Both would venture out on operations against other units, then return to their camps and leave each other alone.

“One night some of our soldiers caught a lot of fish,” recalled Nguyen, who is now a retired army colonel and a respected military historian. “We started singing, and got a little noisy. So the Saigon soldiers tossed a grenade at a safe distance, at the edge of our camp, to remind us to keep it down.”

If senior commanders were made too aware of the NVA presence, and it worked up the chain to U.S. commanders, Nguyen explains, the ARVN troops would be obliged to attack them.

The story encapsulates the fluid loyalties and territorial ambiguity that plagued U.S. attempts to control South Vietnam. It also reveals the contours of a counterinsurgency terrain that bears some similarities to the struggles the U.S. now faces as it prepares to increase troop levels in Afghanistan.
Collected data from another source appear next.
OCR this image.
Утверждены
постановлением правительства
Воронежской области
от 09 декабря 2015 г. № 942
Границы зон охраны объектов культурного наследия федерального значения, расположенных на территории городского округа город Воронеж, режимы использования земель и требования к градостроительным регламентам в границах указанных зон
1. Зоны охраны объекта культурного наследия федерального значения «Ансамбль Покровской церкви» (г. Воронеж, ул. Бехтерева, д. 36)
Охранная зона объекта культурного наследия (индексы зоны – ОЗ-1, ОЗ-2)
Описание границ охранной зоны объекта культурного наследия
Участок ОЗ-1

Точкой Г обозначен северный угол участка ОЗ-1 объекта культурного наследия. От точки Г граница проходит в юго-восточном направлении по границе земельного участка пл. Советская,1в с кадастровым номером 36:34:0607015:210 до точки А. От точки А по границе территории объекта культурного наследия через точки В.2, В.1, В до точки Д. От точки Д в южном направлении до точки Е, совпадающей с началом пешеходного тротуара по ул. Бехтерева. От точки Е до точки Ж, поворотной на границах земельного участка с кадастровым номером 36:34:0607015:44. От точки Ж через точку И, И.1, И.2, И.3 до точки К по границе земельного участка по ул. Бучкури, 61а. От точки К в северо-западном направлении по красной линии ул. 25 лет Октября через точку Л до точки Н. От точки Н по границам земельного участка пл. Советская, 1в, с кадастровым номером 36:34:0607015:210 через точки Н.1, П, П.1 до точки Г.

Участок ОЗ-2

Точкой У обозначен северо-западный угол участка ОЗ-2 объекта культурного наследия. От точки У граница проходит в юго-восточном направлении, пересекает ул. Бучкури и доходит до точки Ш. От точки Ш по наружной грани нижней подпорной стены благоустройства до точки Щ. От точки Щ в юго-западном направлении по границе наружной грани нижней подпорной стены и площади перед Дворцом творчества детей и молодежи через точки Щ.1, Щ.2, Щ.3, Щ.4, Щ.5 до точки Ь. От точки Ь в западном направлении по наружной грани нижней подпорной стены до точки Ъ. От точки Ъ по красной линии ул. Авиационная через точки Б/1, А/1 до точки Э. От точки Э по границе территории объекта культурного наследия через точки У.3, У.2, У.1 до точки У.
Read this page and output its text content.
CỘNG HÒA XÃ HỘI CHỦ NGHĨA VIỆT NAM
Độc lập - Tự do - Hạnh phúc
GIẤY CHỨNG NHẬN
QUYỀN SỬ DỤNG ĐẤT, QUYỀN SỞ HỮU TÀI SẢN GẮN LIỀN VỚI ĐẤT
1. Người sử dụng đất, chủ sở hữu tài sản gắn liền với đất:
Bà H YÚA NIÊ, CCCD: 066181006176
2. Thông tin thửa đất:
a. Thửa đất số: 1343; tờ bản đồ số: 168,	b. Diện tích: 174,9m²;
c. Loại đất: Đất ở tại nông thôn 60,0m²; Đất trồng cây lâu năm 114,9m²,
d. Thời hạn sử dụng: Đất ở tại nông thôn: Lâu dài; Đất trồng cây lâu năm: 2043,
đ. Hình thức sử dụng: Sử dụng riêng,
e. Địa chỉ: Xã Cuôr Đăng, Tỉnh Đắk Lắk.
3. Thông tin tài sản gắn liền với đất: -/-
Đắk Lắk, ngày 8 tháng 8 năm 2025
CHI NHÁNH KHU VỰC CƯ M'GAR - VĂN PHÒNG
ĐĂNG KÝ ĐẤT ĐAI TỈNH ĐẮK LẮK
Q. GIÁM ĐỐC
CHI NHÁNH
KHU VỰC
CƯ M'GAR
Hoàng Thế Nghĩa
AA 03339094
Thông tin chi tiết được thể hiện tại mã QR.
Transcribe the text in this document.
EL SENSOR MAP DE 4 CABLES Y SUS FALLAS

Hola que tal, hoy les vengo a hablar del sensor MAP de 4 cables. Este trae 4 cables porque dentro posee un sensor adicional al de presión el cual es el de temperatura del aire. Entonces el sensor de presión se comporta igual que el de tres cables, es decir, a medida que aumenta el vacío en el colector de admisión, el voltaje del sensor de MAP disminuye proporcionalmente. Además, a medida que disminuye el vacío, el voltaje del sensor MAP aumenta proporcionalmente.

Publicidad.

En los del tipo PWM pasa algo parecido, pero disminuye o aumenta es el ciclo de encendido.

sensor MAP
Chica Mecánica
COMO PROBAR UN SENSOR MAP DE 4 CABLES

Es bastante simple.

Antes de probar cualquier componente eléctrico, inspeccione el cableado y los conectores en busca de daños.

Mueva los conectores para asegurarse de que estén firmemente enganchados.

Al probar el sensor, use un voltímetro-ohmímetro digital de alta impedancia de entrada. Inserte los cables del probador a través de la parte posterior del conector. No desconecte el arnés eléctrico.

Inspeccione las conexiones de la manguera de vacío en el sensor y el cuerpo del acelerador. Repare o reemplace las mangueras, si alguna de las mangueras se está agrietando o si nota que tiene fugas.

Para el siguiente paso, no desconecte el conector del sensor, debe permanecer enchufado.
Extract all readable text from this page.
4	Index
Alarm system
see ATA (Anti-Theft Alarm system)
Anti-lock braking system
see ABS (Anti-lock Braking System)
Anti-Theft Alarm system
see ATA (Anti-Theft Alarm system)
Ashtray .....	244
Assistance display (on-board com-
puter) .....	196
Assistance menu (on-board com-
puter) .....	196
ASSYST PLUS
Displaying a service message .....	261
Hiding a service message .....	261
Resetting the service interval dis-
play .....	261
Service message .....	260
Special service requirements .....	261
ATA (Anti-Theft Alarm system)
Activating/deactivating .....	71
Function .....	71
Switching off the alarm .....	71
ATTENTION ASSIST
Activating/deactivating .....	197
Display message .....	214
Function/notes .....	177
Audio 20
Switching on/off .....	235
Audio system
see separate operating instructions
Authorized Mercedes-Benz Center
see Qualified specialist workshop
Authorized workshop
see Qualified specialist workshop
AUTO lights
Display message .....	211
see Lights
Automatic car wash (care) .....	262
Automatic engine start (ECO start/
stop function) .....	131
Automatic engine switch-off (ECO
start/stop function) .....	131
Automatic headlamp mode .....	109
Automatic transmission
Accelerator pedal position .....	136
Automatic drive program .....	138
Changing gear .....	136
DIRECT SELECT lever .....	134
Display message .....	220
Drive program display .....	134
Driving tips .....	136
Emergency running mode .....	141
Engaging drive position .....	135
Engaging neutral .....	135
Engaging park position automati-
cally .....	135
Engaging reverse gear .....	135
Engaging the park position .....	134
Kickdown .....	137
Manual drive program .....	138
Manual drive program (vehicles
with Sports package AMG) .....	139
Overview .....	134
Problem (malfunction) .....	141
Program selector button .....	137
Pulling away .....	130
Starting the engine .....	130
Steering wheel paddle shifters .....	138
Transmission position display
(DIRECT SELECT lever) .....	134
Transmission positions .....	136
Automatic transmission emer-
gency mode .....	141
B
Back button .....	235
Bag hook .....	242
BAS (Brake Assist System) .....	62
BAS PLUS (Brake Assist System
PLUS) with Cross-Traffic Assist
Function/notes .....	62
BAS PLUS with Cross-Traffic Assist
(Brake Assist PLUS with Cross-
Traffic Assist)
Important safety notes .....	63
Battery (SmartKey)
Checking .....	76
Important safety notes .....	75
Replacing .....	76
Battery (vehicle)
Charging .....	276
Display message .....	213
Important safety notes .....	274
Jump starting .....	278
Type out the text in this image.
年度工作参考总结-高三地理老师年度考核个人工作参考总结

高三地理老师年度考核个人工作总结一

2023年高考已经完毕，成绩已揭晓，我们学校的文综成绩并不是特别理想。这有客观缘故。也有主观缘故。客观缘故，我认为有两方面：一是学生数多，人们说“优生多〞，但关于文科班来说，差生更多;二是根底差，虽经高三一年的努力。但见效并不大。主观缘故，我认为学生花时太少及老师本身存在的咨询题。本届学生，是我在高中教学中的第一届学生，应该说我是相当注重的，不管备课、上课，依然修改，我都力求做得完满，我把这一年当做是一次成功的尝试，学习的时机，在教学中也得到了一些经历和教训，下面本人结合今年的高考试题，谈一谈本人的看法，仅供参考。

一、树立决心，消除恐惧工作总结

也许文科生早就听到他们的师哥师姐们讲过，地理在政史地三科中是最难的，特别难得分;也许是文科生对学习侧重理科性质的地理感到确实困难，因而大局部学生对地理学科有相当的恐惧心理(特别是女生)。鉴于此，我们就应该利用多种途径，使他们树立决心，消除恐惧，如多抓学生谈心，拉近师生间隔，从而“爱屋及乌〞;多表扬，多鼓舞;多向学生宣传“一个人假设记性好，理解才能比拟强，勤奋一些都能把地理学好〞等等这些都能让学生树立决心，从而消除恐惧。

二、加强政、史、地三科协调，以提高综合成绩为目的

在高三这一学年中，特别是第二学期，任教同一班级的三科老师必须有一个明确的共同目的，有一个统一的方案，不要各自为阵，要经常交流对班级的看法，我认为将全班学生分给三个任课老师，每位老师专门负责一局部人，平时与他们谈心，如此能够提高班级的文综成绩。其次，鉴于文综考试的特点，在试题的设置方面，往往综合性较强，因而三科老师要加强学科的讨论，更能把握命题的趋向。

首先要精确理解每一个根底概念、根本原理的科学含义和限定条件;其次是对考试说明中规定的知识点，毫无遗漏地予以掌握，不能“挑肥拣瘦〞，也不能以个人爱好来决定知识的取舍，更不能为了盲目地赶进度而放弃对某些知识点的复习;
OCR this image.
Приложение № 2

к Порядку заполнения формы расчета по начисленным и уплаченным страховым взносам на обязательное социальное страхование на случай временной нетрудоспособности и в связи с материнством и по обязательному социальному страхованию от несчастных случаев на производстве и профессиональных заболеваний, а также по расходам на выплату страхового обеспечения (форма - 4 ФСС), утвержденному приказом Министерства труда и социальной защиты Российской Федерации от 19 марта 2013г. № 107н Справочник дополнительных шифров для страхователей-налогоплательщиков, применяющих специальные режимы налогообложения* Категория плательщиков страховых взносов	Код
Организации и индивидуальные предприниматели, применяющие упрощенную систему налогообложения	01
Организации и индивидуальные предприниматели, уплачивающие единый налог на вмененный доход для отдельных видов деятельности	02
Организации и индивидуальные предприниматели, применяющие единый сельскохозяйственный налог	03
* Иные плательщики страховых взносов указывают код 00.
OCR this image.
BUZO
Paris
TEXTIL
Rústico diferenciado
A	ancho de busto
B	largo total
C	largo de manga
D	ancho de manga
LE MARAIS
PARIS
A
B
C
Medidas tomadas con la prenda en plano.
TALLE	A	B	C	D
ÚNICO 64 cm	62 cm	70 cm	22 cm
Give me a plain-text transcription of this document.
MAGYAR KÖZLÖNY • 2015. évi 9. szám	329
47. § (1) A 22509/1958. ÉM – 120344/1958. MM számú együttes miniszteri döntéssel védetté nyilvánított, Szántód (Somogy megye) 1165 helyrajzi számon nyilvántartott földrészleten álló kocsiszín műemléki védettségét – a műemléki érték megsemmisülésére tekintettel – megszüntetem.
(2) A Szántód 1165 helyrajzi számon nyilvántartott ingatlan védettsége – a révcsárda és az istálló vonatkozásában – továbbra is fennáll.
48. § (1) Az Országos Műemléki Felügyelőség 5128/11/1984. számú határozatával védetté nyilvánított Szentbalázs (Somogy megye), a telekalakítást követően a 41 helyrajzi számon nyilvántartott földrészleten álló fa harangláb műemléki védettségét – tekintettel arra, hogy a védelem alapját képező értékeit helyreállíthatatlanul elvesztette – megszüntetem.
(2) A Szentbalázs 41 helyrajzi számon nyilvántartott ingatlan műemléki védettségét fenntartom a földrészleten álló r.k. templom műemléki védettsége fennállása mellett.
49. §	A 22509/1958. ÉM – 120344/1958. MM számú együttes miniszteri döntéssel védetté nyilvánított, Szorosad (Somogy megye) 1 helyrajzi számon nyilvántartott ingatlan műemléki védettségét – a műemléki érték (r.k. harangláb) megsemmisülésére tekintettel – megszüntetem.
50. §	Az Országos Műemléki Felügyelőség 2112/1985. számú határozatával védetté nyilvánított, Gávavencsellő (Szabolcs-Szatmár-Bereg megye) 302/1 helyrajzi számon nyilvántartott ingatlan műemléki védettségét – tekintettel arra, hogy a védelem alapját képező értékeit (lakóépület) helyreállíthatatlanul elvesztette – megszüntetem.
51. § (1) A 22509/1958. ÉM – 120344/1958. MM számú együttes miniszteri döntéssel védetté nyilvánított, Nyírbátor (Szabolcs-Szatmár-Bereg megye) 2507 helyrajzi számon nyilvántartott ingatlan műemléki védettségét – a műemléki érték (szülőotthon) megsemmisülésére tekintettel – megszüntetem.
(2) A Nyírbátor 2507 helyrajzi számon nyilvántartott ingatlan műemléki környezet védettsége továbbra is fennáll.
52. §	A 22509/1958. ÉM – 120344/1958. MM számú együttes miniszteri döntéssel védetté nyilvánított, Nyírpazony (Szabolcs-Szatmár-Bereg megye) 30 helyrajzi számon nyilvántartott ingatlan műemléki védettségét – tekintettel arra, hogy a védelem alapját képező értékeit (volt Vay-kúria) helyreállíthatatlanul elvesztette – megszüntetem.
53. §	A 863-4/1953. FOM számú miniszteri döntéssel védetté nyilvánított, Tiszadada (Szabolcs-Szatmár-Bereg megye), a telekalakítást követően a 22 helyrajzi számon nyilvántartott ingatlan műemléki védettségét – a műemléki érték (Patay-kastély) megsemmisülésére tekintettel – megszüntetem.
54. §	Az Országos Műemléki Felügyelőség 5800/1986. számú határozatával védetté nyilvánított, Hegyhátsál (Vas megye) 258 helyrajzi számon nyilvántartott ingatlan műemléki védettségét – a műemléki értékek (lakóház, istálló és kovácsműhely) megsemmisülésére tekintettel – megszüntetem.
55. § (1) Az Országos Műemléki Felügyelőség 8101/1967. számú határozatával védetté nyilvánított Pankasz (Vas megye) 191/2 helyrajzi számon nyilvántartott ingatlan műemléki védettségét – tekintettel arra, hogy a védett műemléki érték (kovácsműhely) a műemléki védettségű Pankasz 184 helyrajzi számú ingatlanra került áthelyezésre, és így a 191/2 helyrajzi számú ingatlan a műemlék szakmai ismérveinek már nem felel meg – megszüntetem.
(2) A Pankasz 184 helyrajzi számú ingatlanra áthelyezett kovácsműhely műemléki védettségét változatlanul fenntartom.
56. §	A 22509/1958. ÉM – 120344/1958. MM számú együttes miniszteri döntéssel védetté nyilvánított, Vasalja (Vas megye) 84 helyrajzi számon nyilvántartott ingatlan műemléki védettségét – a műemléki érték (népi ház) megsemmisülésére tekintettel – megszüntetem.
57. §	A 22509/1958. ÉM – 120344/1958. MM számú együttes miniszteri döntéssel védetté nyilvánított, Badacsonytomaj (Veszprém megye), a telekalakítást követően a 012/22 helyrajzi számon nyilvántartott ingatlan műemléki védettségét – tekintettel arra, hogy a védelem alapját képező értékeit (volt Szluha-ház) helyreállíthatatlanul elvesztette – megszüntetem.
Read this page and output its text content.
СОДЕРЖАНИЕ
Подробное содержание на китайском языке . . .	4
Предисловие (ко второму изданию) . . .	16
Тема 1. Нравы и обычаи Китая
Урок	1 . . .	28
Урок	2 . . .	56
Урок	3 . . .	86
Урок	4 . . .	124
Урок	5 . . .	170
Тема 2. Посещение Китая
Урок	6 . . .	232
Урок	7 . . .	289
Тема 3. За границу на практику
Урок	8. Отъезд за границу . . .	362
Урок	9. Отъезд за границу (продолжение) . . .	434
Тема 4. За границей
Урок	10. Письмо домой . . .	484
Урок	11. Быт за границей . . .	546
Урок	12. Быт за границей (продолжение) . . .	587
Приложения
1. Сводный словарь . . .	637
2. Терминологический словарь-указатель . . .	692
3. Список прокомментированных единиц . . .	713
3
In Vietnam, American officers trained to fight conventional armies could not adjust to a war where villages welcomed government troops by day and Viet Cong guerrillas by night, where the ARVN troops they fought alongside were not necessarily loyal to their own government, and where the real battlefield lay in the hearts and minds of the people they were supposedly there to defend.

Five years after the Tet Offensive, the last U.S. forces left Vietnam, and two years after that, Nguyen Huu Nguyen swept into Saigon with the victorious North Vietnamese Army.

Today Nguyen, who retired from the army in 1979, has an encyclopedic knowledge of the history of American and South Vietnamese counterinsurgency strategies during the Vietnam War. And he has a very clear point of view on the lessons the American military should take from Vietnam as it embarks on a new strategy in Afghanistan: The U.S. will fail in Afghanistan for many of the reasons it failed here.

With a “surge” of 17,000 additional U.S. troops underway in Afghanistan, the Pentagon is making hard choices about how to go about building an Afghan government that has popular legitimacy and can defend itself against Taliban guerrillas.

Numerous analysts have referred to the resemblances between the conflict in Afghanistan and the Vietnam War. Nguyen Huu Nguyen’s take on Afghanistan is in many ways similar to those of westerners skeptical of further U.S. investments in counterinsurgency campaigns. But he is one of the few looking at U.S. efforts in Afghanistan who has, himself, helped defeat earlier American counterinsurgency efforts.  

“Just adding another 17,000 troops in Afghanistan will not accomplish anything,” Nguyen said, sitting at a cafe on the Saigon River, not far from the bridge where ARVN forces made a doomed last stand against the NVA in 1975.

The success of counterinsurgency, Nguyen explained, rests on separating the guerrillas from the population they depend on. He rattled off a list of the many tactics the U.S. employed in Vietnam to accomplish that goal: the Diem regime’s savage anti-communist purges in 1959 and 1960, the “strategic hamlets” approach of 1962 and 1963, the CORDS and CAP programs of the mid- and late 1960s. All of them were ultimately unsuccessful.

In Afghanistan — with its vast expanses of land, its 40,000 villages and vicious terrain — the task will be harder than it was in Vietnam. At the same time — just as the U.S. could not crush the Viet Cong and NVA sanctuaries in Cambodia and Laos — it is unable to eliminate Taliban sanctuaries in northern Pakistan.

“If the U.S. builds up its forces in Afghanistan,” Nguyen said, “it will probably sink deeper into a quagmire.”